How to merge multiple PDFs into single PDF!

It is one problem many of us face when we deal with documents - PDFs. The biggest advantage of PDF file format is also its biggest problem - you cannot edit a PDF file. Yes, I know there are software available - both free and paid which allow you to edit PDFs but then they are all crude and in the end, the edited PDF would not look the way you want them to look! Unless you have paid heavy amount of sum to Adobe, you are basically stuck with the way PDF is looking and behaving. 

One way to create a PDF is to make your own document, get yourself a software which installs a virtual printer and use it to convert your document into a PDF! That way, when you want to update the PDF, all you have to do is to edit the parent (original) document and export it to PDF again. Job done! But then non of us create all the PDFs we get! We get multiple PDFs from different people and websites. When talking about websites, there are people who would save some interesting or useful web pages as PDF files on their desktop, and I belong to that category. 

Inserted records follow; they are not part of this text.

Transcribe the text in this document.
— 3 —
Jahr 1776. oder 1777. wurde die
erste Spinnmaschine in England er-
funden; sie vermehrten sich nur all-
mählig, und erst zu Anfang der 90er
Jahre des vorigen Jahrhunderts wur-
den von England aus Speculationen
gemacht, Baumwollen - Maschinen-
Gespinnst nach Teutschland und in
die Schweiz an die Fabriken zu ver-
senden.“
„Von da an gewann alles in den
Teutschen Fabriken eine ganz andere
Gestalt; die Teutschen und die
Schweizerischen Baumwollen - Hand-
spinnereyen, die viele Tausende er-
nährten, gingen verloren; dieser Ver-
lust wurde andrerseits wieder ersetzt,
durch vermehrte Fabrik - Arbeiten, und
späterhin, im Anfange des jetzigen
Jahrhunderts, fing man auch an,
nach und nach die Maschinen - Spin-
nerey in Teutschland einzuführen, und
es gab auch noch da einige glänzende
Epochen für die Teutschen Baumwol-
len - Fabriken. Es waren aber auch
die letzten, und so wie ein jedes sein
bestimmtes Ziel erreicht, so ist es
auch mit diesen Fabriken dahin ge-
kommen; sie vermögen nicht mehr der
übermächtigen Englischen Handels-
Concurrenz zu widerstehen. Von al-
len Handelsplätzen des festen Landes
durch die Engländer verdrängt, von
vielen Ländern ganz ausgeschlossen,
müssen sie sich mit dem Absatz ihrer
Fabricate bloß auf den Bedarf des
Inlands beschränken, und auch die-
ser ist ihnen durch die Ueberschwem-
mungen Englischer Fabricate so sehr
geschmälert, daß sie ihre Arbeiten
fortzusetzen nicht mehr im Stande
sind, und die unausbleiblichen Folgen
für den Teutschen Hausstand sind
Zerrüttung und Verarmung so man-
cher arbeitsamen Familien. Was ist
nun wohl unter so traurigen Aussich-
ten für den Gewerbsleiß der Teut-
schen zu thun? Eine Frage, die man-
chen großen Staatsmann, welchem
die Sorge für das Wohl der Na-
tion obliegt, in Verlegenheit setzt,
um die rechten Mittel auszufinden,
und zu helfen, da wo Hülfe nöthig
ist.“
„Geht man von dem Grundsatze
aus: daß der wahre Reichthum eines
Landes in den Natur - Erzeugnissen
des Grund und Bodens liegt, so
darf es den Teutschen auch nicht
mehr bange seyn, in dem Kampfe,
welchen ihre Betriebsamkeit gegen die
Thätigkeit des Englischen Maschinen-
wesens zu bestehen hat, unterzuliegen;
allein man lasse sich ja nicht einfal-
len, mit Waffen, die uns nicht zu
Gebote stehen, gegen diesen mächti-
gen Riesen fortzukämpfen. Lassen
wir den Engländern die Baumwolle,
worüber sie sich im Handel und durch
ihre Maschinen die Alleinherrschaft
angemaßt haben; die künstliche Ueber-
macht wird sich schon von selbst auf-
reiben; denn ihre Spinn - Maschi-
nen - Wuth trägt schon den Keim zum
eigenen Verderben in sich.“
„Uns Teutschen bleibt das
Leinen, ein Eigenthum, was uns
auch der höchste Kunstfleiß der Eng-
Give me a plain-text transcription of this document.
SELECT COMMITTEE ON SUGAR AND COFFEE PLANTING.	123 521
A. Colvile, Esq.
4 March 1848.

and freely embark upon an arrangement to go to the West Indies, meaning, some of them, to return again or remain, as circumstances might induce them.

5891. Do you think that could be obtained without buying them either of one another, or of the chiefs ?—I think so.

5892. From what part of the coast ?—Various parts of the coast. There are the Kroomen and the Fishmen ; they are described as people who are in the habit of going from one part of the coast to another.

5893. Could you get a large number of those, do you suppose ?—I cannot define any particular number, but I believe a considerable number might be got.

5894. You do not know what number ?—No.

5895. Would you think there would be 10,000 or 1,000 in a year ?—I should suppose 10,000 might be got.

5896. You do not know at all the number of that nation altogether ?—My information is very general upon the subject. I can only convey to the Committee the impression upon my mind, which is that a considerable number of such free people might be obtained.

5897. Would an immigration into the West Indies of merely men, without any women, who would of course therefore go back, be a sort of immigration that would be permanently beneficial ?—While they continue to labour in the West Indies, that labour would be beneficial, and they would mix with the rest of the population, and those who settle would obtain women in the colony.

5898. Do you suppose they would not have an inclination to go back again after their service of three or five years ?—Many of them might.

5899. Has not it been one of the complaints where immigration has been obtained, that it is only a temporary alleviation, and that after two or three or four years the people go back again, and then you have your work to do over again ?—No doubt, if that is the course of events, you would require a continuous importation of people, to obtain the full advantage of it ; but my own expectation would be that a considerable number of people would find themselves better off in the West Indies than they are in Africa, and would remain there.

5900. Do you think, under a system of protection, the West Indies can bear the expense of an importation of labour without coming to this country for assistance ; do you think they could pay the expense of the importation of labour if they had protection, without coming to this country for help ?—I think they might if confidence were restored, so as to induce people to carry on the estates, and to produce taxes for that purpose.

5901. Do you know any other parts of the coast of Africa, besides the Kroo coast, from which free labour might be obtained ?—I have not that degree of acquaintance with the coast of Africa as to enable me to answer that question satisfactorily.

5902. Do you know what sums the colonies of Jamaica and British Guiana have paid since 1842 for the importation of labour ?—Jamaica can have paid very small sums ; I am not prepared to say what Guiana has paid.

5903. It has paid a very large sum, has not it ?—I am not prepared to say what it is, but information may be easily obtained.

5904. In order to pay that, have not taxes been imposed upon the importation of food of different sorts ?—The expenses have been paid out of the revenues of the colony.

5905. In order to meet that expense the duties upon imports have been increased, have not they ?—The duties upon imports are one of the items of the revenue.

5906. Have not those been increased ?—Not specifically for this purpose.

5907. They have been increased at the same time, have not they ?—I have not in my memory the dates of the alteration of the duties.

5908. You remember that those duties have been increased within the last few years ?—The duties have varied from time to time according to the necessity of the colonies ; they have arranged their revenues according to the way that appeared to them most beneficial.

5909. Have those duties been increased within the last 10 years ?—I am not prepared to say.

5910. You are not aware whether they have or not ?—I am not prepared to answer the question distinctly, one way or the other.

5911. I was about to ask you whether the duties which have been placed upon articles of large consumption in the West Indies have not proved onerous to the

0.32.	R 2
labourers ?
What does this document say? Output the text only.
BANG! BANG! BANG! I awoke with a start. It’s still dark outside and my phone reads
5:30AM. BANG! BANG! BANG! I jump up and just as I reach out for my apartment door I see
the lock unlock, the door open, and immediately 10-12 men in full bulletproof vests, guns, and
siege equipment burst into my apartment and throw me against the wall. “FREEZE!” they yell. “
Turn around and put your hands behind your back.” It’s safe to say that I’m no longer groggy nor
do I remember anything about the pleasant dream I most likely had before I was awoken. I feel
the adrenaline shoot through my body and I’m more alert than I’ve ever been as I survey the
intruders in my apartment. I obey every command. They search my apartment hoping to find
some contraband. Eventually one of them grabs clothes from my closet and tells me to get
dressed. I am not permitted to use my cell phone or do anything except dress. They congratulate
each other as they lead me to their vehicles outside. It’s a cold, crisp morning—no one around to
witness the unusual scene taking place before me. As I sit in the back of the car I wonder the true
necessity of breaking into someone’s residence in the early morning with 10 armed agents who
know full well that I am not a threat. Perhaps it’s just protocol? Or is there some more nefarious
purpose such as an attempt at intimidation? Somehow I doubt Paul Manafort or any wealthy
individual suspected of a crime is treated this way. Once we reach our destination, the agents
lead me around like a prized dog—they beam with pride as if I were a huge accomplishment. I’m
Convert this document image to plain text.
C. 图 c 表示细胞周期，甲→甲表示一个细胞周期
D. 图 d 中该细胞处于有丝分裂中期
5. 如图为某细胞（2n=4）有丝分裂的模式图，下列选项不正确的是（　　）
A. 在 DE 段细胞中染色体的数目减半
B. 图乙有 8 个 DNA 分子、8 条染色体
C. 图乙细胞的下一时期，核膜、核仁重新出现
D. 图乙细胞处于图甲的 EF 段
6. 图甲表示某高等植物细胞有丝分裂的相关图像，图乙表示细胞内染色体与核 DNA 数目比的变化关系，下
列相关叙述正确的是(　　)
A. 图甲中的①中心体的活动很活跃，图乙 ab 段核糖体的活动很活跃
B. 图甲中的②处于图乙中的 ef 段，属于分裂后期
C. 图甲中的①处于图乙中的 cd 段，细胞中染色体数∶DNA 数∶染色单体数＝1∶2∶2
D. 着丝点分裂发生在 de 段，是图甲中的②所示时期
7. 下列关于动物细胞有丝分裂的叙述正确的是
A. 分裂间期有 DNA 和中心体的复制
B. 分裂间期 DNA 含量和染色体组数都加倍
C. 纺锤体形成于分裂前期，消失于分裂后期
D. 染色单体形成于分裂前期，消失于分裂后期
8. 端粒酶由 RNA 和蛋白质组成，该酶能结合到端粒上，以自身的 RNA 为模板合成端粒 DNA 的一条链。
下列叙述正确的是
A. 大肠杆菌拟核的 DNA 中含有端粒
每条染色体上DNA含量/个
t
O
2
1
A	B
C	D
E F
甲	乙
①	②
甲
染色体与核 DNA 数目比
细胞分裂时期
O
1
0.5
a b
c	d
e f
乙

But once you have 40 PDF files which fall into one category, you have a problem. Opening all those 40 files and going one after another is a tedious task. Another such example is when you got a few pages from someone's notebook scanned and sent to you in PDF format. So when you want to go to page number 23 from 100 files, you would go and open a file named something like scan00568.pdf and that is cumbersome by all means. Merging PDFs is one thing any regular user would want time and again and for various reasons depending on who you he is and what he does. Nonetheless, there are solutions; and why go far when you have your Linux box? (or even Windows!)

so here is a command which gets it done, the real easy way (unless you fall into mental trauma when someone mentions terminal):

gs -dBATCH -dNOPAUSE -q -sDEVICE=pdfwrite -sOutputFile=final.pdf scan00567.pdf scan00568.pdf scan00569.pdf scan00570.pdf

Note that for that command to run, the gs command (GPL Ghostscript package) must be available. The package comes pre-installed with all the famous Linux distributions! Now we show you what that command means:

  1. gs: It is the command.
  2. -dBATCH: This option tells gs that the processing has to be done in a batch for all the files.
  3. -dNOPAUSE: This option tells gs not to pause after processing every page in documents as it goes. 
  4. -q: This tells the GPL GhostScript to keep its mouth shut and do the job; which means no output on screen!
  5. -sDEVICE=pdfwrite: This argument selects the output device as pdfwrite. There are hell lot of devices available from PDF and PS to JPEG and PNGs for output. Unless you are a person who deals with typesetting using software, chances are you wouldn't understand 90% of them!
  6. scanXXXXX.pdf: these are the files which gs will process (in that order). So if you put scan00568.pdf before scan00567.pdf then that is how they will appear in the output file (final.pdf). 

That's pretty much it! However, if you wanted to merge all PDF documents in one single directory in alphabetical order into a single PDF, just replace the list of filenames with *.pdf. It goes without saying that the time taken to merge PDFs would depend on how many and how complicated the documents are! Now, isn't that easy? Need to buy some software, eh?